長い黒髪が美しい、20代の女性が私を迎えてくれた。今日は道具屋筋にあるシューマイ先生のお店である「天辻碁盤店」に来ていたのだ。今日は太刀盛りの前日、つまりシューマイ先生から珍しくお酒が抜けている日でもある。奨励会三段への昇段を決めた私は、どうしてもシューマイ先生に相談したいことがあったのだ。

 

「お久しぶりですね。なぜか将棋連盟から出禁となってしまい、なかなかお会いできませんでしたから。」

 

「そ、それは…。」

 

私は正月のシューマイ先生のご乱交を思い出して、顔を赤らめた。あのこともあって八一をラブホテルに連れ込んでしまったことも連想してしまった。

 

「まぁ、酒に酔った私が悪いことをしてしまったのでしょう。さて、今日はどういったご用件でしょうか、銀子さん。」

 

素面のシューマイ先生は穏やかな笑みを浮かべて問いかけてくれる。酔っている時とはまるで別人だ。

 

「先生。今日はどうしても先生に相談したいことがあるんです。」

 

「そうですか…。まぁ、おあがりください。古臭い家ですが、お茶ぐらいはお出しできます。」

 

そう言って先生は、私を店舗の奥の居間まで案内してくれた。

 

 

 

 

「さて、一体どんなご相談でしょうか?」

 

シューマイ先生は、丸いちゃぶ台に2つ湯呑を置くと、おもむろに切り出す。私は呼吸を整えると思い切って話し始めた。

 

「私の…、私の将棋のことです。私はこの前の例会で三段に上がりました。プロの一歩手前です。男の人と比べても早い方だと思います。

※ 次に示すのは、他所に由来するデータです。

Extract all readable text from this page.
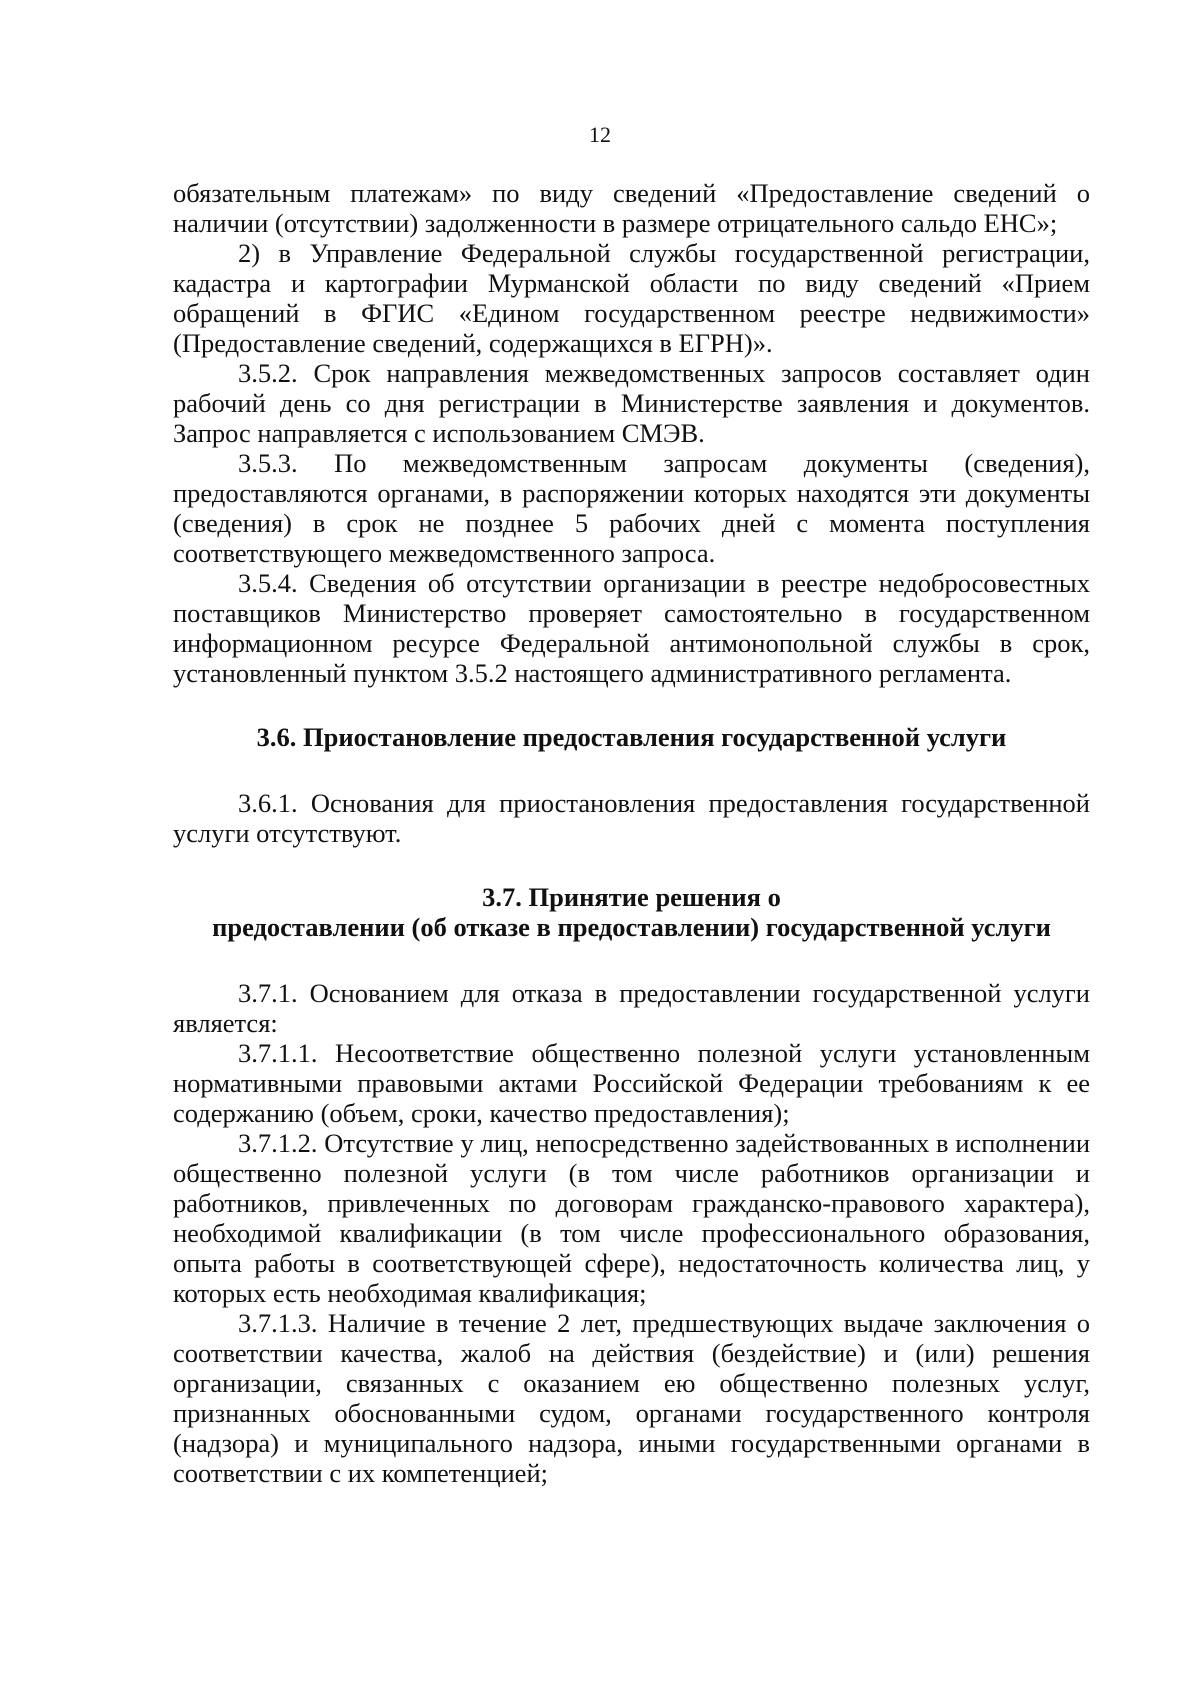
12

обязательным платежам» по виду сведений «Предоставление сведений о наличии (отсутствии) задолженности в размере отрицательного сальдо ЕНС»;

2) в Управление Федеральной службы государственной регистрации, кадастра и картографии Мурманской области по виду сведений «Прием обращений в ФГИС «Едином государственном реестре недвижимости» (Предоставление сведений, содержащихся в ЕГРН)».

3.5.2. Срок направления межведомственных запросов составляет один рабочий день со дня регистрации в Министерстве заявления и документов. Запрос направляется с использованием СМЭВ.

3.5.3. По межведомственным запросам документы (сведения), предоставляются органами, в распоряжении которых находятся эти документы (сведения) в срок не позднее 5 рабочих дней с момента поступления соответствующего межведомственного запроса.

3.5.4. Сведения об отсутствии организации в реестре недобросовестных поставщиков Министерство проверяет самостоятельно в государственном информационном ресурсе Федеральной антимонопольной службы в срок, установленный пунктом 3.5.2 настоящего административного регламента.

3.6. Приостановление предоставления государственной услуги

3.6.1. Основания для приостановления предоставления государственной услуги отсутствуют.

3.7. Принятие решения о
предоставлении (об отказе в предоставлении) государственной услуги

3.7.1. Основанием для отказа в предоставлении государственной услуги является:

3.7.1.1. Несоответствие общественно полезной услуги установленным нормативными правовыми актами Российской Федерации требованиям к ее содержанию (объем, сроки, качество предоставления);

3.7.1.2. Отсутствие у лиц, непосредственно задействованных в исполнении общественно полезной услуги (в том числе работников организации и работников, привлеченных по договорам гражданско-правового характера), необходимой квалификации (в том числе профессионального образования, опыта работы в соответствующей сфере), недостаточность количества лиц, у которых есть необходимая квалификация;

3.7.1.3. Наличие в течение 2 лет, предшествующих выдаче заключения о соответствии качества, жалоб на действия (бездействие) и (или) решения организации, связанных с оказанием ею общественно полезных услуг, признанных обоснованными судом, органами государственного контроля (надзора) и муниципального надзора, иными государственными органами в соответствии с их компетенцией;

でも…、でも、自分の力に壁を感じてしまうんです。八一や、他の男の奨励会員とは読みの深さや見えてるものが全然違うんじゃないかって。

私が頑張って頑張って読んでいる局面より、ずっと先を彼らは見てるような…。それも、努力して読んでるんじゃなくて、当然のように見えているんじゃないかって、感じるんです。

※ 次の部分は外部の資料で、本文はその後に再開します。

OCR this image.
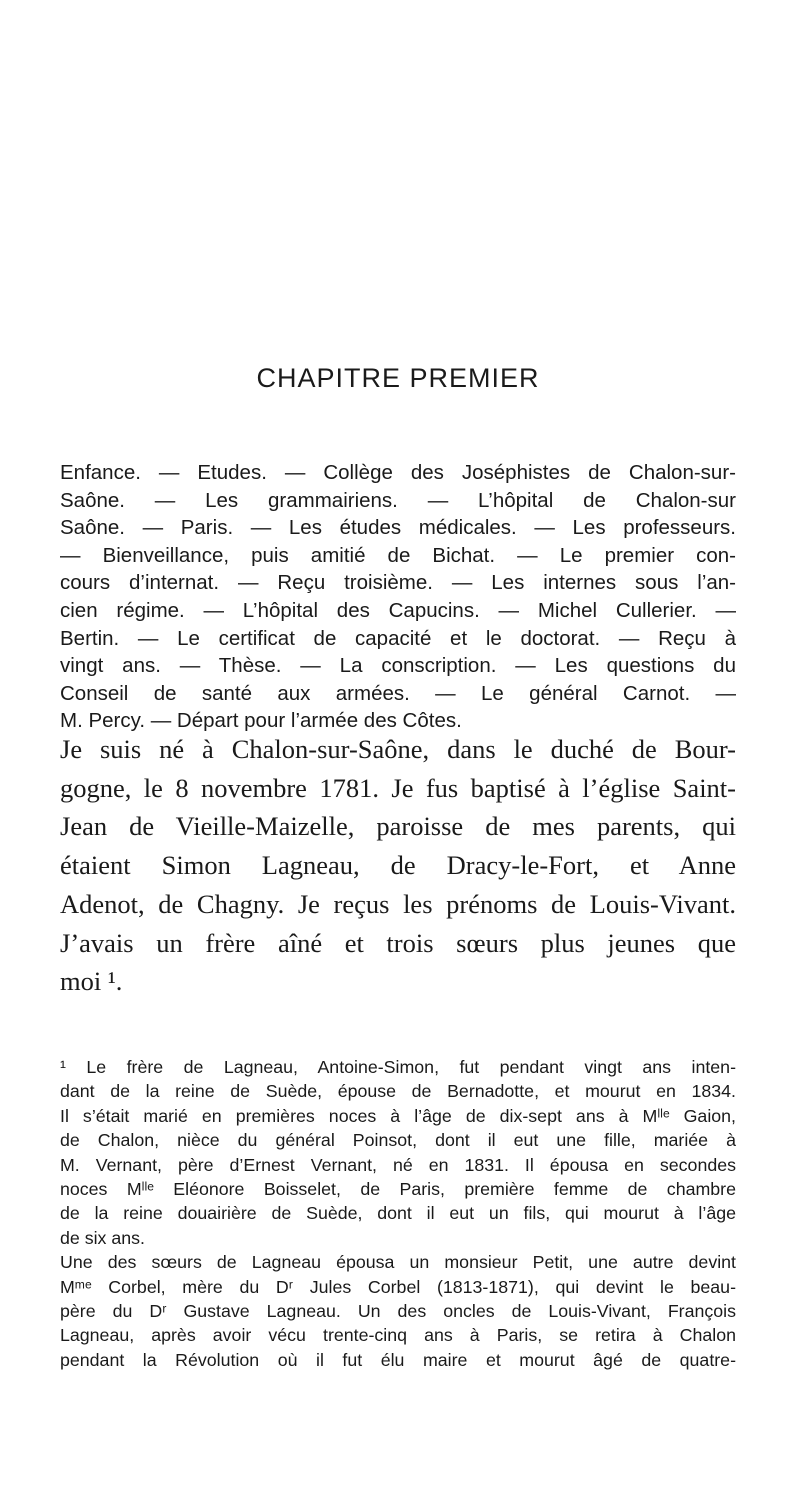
CHAPITRE PREMIER

Enfance. — Etudes. — Collège des Joséphistes de Chalon-sur-
Saône. — Les grammairiens. — L’hôpital de Chalon-sur
Saône. — Paris. — Les études médicales. — Les professeurs.
— Bienveillance, puis amitié de Bichat. — Le premier con-
cours d’internat. — Reçu troisième. — Les internes sous l’an-
cien régime. — L’hôpital des Capucins. — Michel Cullerier. —
Bertin. — Le certificat de capacité et le doctorat. — Reçu à
vingt ans. — Thèse. — La conscription. — Les questions du
Conseil de santé aux armées. — Le général Carnot. —
M. Percy. — Départ pour l’armée des Côtes.

Je suis né à Chalon-sur-Saône, dans le duché de Bour-
gogne, le 8 novembre 1781. Je fus baptisé à l’église Saint-
Jean de Vieille-Maizelle, paroisse de mes parents, qui
étaient Simon Lagneau, de Dracy-le-Fort, et Anne
Adenot, de Chagny. Je reçus les prénoms de Louis-Vivant.
J’avais un frère aîné et trois sœurs plus jeunes que
moi ¹.

¹ Le frère de Lagneau, Antoine-Simon, fut pendant vingt ans inten-
dant de la reine de Suède, épouse de Bernadotte, et mourut en 1834.
Il s’était marié en premières noces à l’âge de dix-sept ans à Mˡˡᵉ Gaion,
de Chalon, nièce du général Poinsot, dont il eut une fille, mariée à
M. Vernant, père d’Ernest Vernant, né en 1831. Il épousa en secondes
noces Mˡˡᵉ Eléonore Boisselet, de Paris, première femme de chambre
de la reine douairière de Suède, dont il eut un fils, qui mourut à l’âge
de six ans.

Une des sœurs de Lagneau épousa un monsieur Petit, une autre devint
Mᵐᵉ Corbel, mère du Dʳ Jules Corbel (1813-1871), qui devint le beau-
père du Dʳ Gustave Lagneau. Un des oncles de Louis-Vivant, François
Lagneau, après avoir vécu trente-cinq ans à Paris, se retira à Chalon
pendant la Révolution où il fut élu maire et mourut âgé de quatre-
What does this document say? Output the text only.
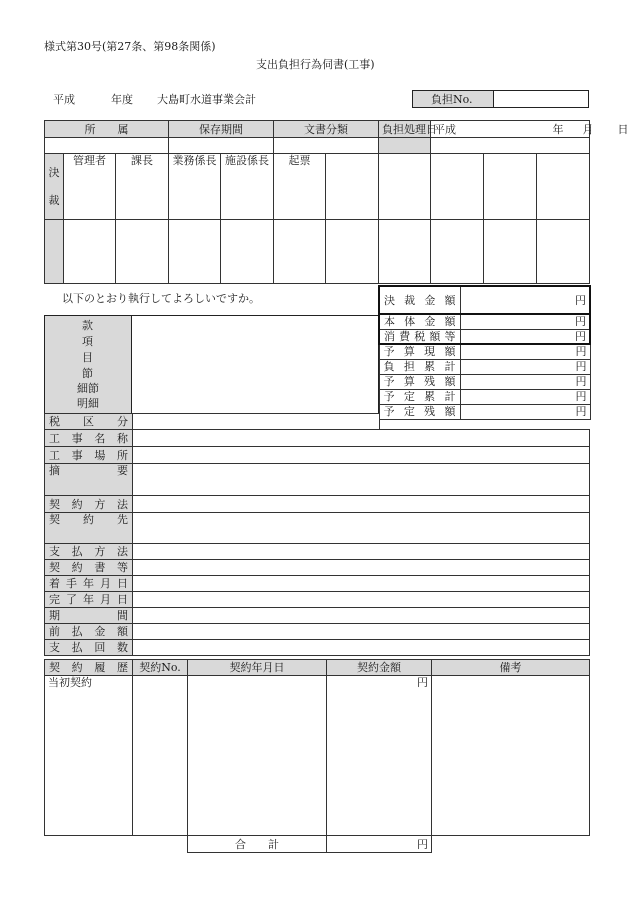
様式第30号(第27条、第98条関係)
支出負担行為伺書(工事)
平成	年度 大島町水道事業会計	負担No.
所　　属			保存期間		文書分類		負担処理日	平成 年 月 日		

決
裁	管理者	課長	業務係長	施設係長	起票					

以下のとおり執行してよろしいですか。
款
項
目
節
細節
明細
決 裁 金 額	円
本 体 金 額	円
消費税額等	円
予 算 現 額	円
負 担 累 計	円
予 算 残 額	円
予 定 累 計	円
予 定 残 額	円
税　区　分	
工事名称	
工事場所	
摘　　要	
契約方法	
契　約　先	
支払方法	
契約書等	
着手年月日	
完了年月日	
期　　　間	
前払金額	
支払回数	
契約履歴	契約No.	契約年月日	契約金額	備考
当初契約			円	
合　　計	円
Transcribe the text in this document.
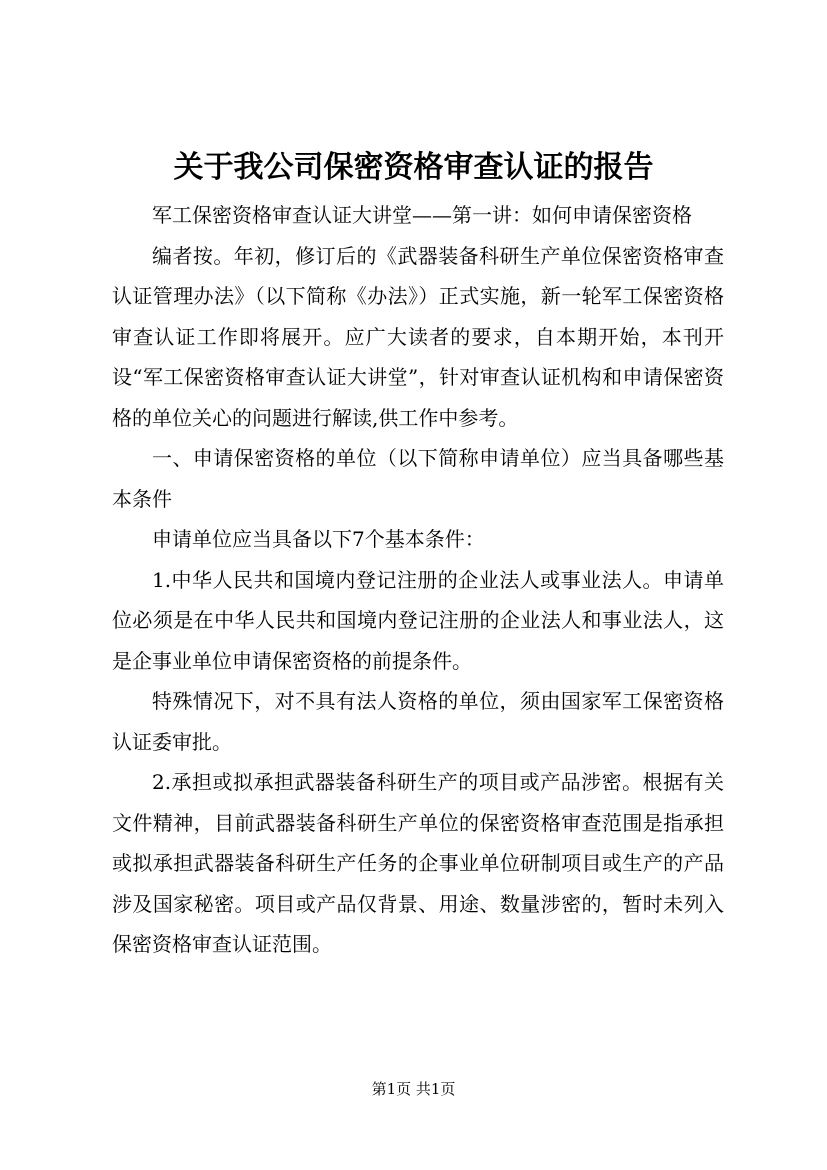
关于我公司保密资格审查认证的报告

军工保密资格审查认证大讲堂——第一讲：如何申请保密资格

编者按。年初，修订后的《武器装备科研生产单位保密资格审查认证管理办法》（以下简称《办法》）正式实施，新一轮军工保密资格审查认证工作即将展开。应广大读者的要求，自本期开始，本刊开设“军工保密资格审查认证大讲堂”，针对审查认证机构和申请保密资格的单位关心的问题进行解读,供工作中参考。

一、申请保密资格的单位（以下简称申请单位）应当具备哪些基本条件

申请单位应当具备以下7个基本条件：

1.中华人民共和国境内登记注册的企业法人或事业法人。申请单位必须是在中华人民共和国境内登记注册的企业法人和事业法人，这是企事业单位申请保密资格的前提条件。

特殊情况下，对不具有法人资格的单位，须由国家军工保密资格认证委审批。

2.承担或拟承担武器装备科研生产的项目或产品涉密。根据有关文件精神，目前武器装备科研生产单位的保密资格审查范围是指承担或拟承担武器装备科研生产任务的企事业单位研制项目或生产的产品涉及国家秘密。项目或产品仅背景、用途、数量涉密的，暂时未列入保密资格审查认证范围。

第1页 共1页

このまま努力しても、元の才能が違いすぎて、いずれ全く勝てなくなるんじゃないかって、考えてしまうんです。」

 

先生は、私の話を静かに聞き終えると、少し面白がるような調子で尋ねてきた。

 

「なるほど。その不安も分からないではありませんが、実際のところ銀子さんはここまでそういう人たちに勝ってきてるのでしょう。どうして、そこまで思い詰めているのでしょうか。」

 

私は、少し考えてから答えた。

 

「私がここまで勝ってこれたのは、経験と研究で上手く相手を抑え込めてこれたからです。研究がうまくはまって、序盤からリードを奪って、そのまま押し切る。そうやって勝ってきました。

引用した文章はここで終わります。